Congress’s supercommittee, which is charged with cutting $1.5 trillion from the federal budget over the next decade, can’t prudently fulfill its mandate without tackling Medicare costs.
The federal health program for older Americans cost $469 billion in 2011, chewing up more than 12 percent of the federal budget. Its annual growth rate -- 4.7 percent per beneficiary during most of the past decade -- is unsustainable. The Urban Institute calculates that, without changes to the program, a couple turning 65 in 2030 is likely to collect $527,000 in benefits after having paid as little as $87,000 in Medicare taxes.
On the plus side, Medicare is inefficient enough that real savings are there to be had. Some involve trimming needless expenses at the margins. Others will require realignments in delivery of care and in payments to make the system smarter and to stretch the government’s dollars further.
The legislative record on reforming Medicare is riddled with false starts, as Congress approved future cuts in areas such as physician payments, only to postpone them as the day of reckoning drew near. If the supercommittee takes its job seriously, it will find dozens of ideas to choose from in making Medicare more efficient and less costly. Here are four.
First, buy prescription drugs more wisely. The Medicare drug-benefit program created in 2003 prevents the government from using its market clout to gain steep discounts on covered medicines. That’s foolish. The Department of Veterans Affairs buys drugs for 40 percent less than Medicare. Other nations, too, are price-savvy negotiators, yet their discounts haven’t destroyed the pharmaceutical industry. House Democrats calculate that bulk discounts could save the U.S. government $156 billion over 10 years. There is no excuse for leaving that money on the table.

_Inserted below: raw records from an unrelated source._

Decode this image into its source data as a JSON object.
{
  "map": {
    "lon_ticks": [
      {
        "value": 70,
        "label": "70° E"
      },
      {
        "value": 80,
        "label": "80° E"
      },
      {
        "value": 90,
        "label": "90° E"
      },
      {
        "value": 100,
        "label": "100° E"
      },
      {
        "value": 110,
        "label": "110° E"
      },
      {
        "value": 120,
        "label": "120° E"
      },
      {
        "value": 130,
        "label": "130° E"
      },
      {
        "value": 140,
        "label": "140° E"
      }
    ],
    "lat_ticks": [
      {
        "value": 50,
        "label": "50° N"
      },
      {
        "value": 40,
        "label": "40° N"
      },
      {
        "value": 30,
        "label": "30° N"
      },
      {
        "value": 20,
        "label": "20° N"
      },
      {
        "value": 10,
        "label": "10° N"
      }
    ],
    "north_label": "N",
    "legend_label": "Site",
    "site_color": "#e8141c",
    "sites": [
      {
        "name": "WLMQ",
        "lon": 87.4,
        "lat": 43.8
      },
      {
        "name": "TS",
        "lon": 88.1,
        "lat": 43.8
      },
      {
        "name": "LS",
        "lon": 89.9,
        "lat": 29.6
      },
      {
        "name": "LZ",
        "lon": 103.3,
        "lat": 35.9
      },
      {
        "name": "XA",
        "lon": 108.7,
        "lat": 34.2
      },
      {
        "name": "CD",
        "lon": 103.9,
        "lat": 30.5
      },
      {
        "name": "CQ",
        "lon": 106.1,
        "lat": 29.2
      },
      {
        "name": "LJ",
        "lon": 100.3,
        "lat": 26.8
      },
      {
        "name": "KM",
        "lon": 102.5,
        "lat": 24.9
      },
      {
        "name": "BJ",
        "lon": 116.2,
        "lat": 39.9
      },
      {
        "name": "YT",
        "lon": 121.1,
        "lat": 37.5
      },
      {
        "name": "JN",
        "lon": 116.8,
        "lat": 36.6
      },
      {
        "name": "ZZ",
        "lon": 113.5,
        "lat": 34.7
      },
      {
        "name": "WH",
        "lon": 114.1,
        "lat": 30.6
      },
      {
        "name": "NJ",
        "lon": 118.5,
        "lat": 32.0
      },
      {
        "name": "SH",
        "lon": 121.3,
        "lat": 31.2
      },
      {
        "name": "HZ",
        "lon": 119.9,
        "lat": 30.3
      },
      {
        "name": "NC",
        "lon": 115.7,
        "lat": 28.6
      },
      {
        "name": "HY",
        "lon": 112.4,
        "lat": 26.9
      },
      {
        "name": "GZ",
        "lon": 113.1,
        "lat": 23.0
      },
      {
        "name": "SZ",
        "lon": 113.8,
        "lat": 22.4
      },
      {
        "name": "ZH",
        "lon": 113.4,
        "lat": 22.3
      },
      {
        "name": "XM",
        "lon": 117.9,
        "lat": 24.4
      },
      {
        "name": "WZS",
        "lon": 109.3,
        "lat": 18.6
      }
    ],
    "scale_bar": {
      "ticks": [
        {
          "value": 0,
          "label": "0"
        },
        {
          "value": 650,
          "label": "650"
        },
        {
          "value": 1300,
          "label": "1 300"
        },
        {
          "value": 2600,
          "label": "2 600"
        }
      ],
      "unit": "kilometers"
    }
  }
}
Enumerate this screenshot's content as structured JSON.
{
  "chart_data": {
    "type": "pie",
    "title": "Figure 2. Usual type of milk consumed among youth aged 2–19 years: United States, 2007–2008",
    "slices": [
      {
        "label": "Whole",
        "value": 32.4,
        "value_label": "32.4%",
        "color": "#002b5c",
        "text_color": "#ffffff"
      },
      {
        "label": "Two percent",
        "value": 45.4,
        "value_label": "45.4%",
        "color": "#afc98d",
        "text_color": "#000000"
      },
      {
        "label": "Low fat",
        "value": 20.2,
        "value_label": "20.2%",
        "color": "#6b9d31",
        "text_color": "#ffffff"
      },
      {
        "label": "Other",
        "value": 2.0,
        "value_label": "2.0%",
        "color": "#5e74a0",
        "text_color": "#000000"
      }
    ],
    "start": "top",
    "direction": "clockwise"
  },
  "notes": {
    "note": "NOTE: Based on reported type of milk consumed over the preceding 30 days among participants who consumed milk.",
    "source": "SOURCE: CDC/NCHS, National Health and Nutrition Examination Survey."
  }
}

Second, stop reimbursing hospitals for beneficiaries who fail to rustle up their copayments or deductibles. Private insurers don’t cover such shortfalls, so why should Medicare? According to last year’s National Commission on Fiscal Responsibility and Reform, the government could save $23 billion over 10 years by being stricter.
Third, rework cost-sharing rules. Right now, Medicare asks seniors to pay too much for some catastrophic care and too little for some discretionary treatments. The fiscal responsibility commission spelled out a series of cost-sharing adjustments that include an across-the-board $500 deductible and an annual $7,500 cap on out-of-pocket expenses. These could discourage overtreatment and provide better catastrophic coverage, while saving $110 billion.
Fourth, re-examine Medicare’s eligibility age. Social Security has improved its solvency by gradually increasing the eligibility age for full benefits to 67 from 65, while continuing to offer limited coverage options for younger beneficiaries. Medicare should follow suit. The Congressional Budget Office estimates that an eligibility rise from age 65 to 67 in 2014 would save about $125 billion by 2021. A more gradual change would still yield sizable savings.
These steps alone won’t solve Medicare’s fiscal problems, which result from an aging population as well as the U.S.’s unique emphasis on aggressive, costly care in the late stages of life. However, there are plenty of other cost-saving ideas for the supercommittee to pursue. For example, some academic researchers argue that Medicare could trim costs almost 8 percent through competitive bidding on services.
It will take time to build public support for changes to a program that is vital to tens of millions of American families. Yet without aggressive restructuring and real cuts, Medicare could exhaust its trust fund as soon as 2024. When doctors treat tough diseases, they must often blend surgery, drugs, devices and other therapies as needed. Nursing Medicare back to financial health will require a similarly multifaceted approach.